例えば、言及する事がらに関するファクトチェックや、他者の文言や画像を引用する場合の著作権などは、寄稿先の編集部でもチェックをしてくれるわけであり、非常な安心感があります。
一方で、今回の原稿でも 「遺伝」 という科学現象に触れているのですが、こちら にも書いたとおり、「科学」 とは、
昨日正しいとされたことが今日は間違いとされることの残酷なる繰り返しの歴史でもあり、新たな事実が発見されたことなどを後日補足したいこともあるのが実際です。
けれども、外部の媒体に寄稿したものについては、そのようなフォローができないことがいまいち辛いところなのです。
その反面、自費(自己)出版したものは、あとで訂正箇所があったとしても、自らのウェブサイトに随時掲載したりと柔軟に対応できるのが良いところです。
確かに自費出版は全責任を独りで負うので、別の意味でのプレッシャーはかなりあります。
著作権にしてもそう。例えば こちら は拙著 『サラブレッドの血筋(第2版)』 の抜粋で、
ここに引用掲載しているのは、日本軽種馬協会の機関誌 『JBBA NEWS』 からのものです。
著作権法では、一定の要件を充たせばこのように他者の著作物を引用することを容認しています。
その主な要件は、@公表されているもの、A改変しない、B出所を明示、C引用範囲の明確化、
D自著が 「主」 で引用物は 「従」 であること(あくまで参考として引用したことが明確であること)、などが挙げられます。

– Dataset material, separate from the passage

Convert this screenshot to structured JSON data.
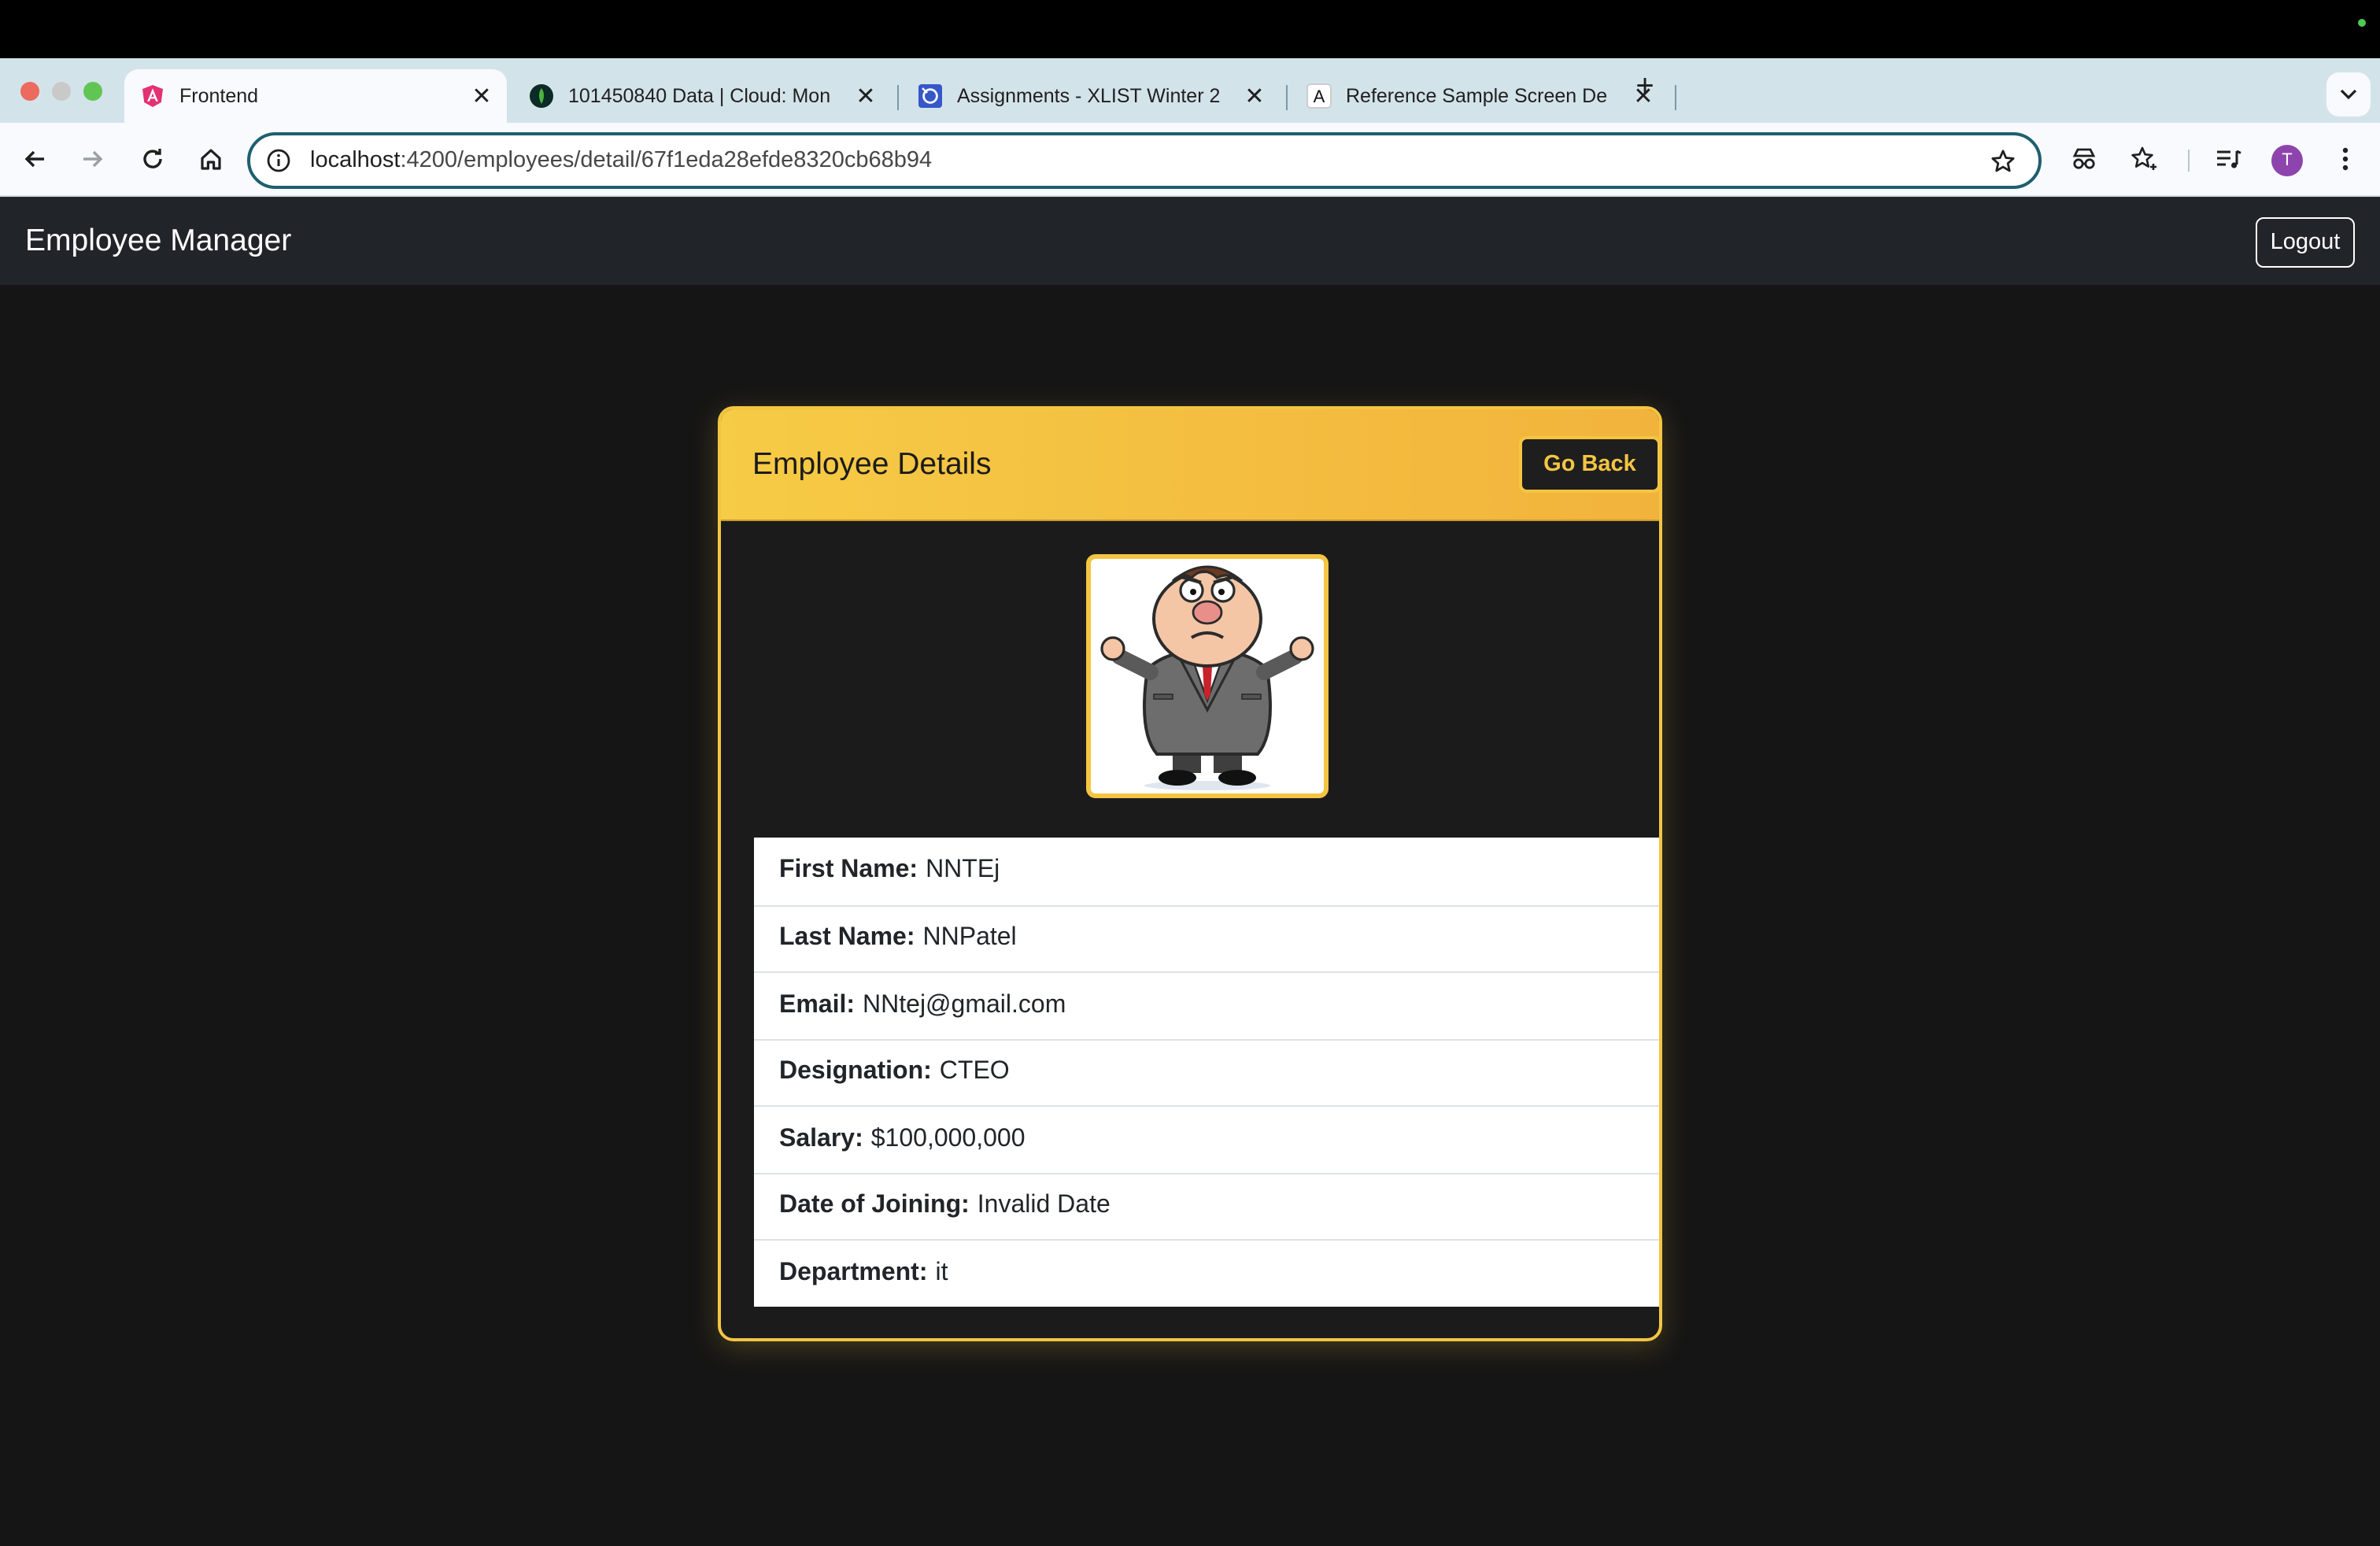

よって、もしも軽種馬協会が私の書物にクレームを言ってきたとしても、私は法的側面から十分に抗弁する自信があります(笑)。
さらに、今回の原稿のようにちょっと難解な科学の話を散りばめたものは、どこまで噛み砕いた平易な表現にするか(できるか)、
どんな図を挿入すれば読者に理解頂けるかが悩むところであり、編集者とはいつも協議をします。
可能な限り平易な表現にはしたくとも、そうするとやはり、言いたいことの肝の部分が伝えきれないジレンマにも陥り、その落としどころを見つけるのは毎度毎度苦労するのです。
今回の原稿にはメンデルの 「分離の法則」 の話を入れたので、読者の理解を促す図を挿入したいとの編集部の希望で、私の手書きのものを作って編集部に送ったのですが、
これがイラストレーターに渡り、果たしてどんなイメージのものにでき上がってくるのか?? 楽しみと不安が半々です。
今回の寄稿先は皆さんお馴染みの雑誌です。発売前に詳細をしゃべると編集部に叱られる(?)ので、今日の時点では曖昧なことしかお伝えできませんが、毛色と遺伝に関する話です。
その稀有な毛色を持った一族は、もしかしたら特別な競走能力があるのかもしれない?? という内容です。
……が、おっと! これを書いているさなか、今回の原稿のヒロインがアルテミスSを!!! (←おしゃべりな私は黙っていられなくなりました)
よかったら読んで下さいね。たくさん売れても私には利益はないのですが(笑)。
(2020年10月31日記)
今日、見本誌が届き、我が原稿を綺麗にデコレーションして下さった編集部には敬服します!
明日発売の 『サラブレ』 12月号に寄稿した 「白毛一族に秘められし未知なる力の可能性」 と題した記事です。よろしくお願いします。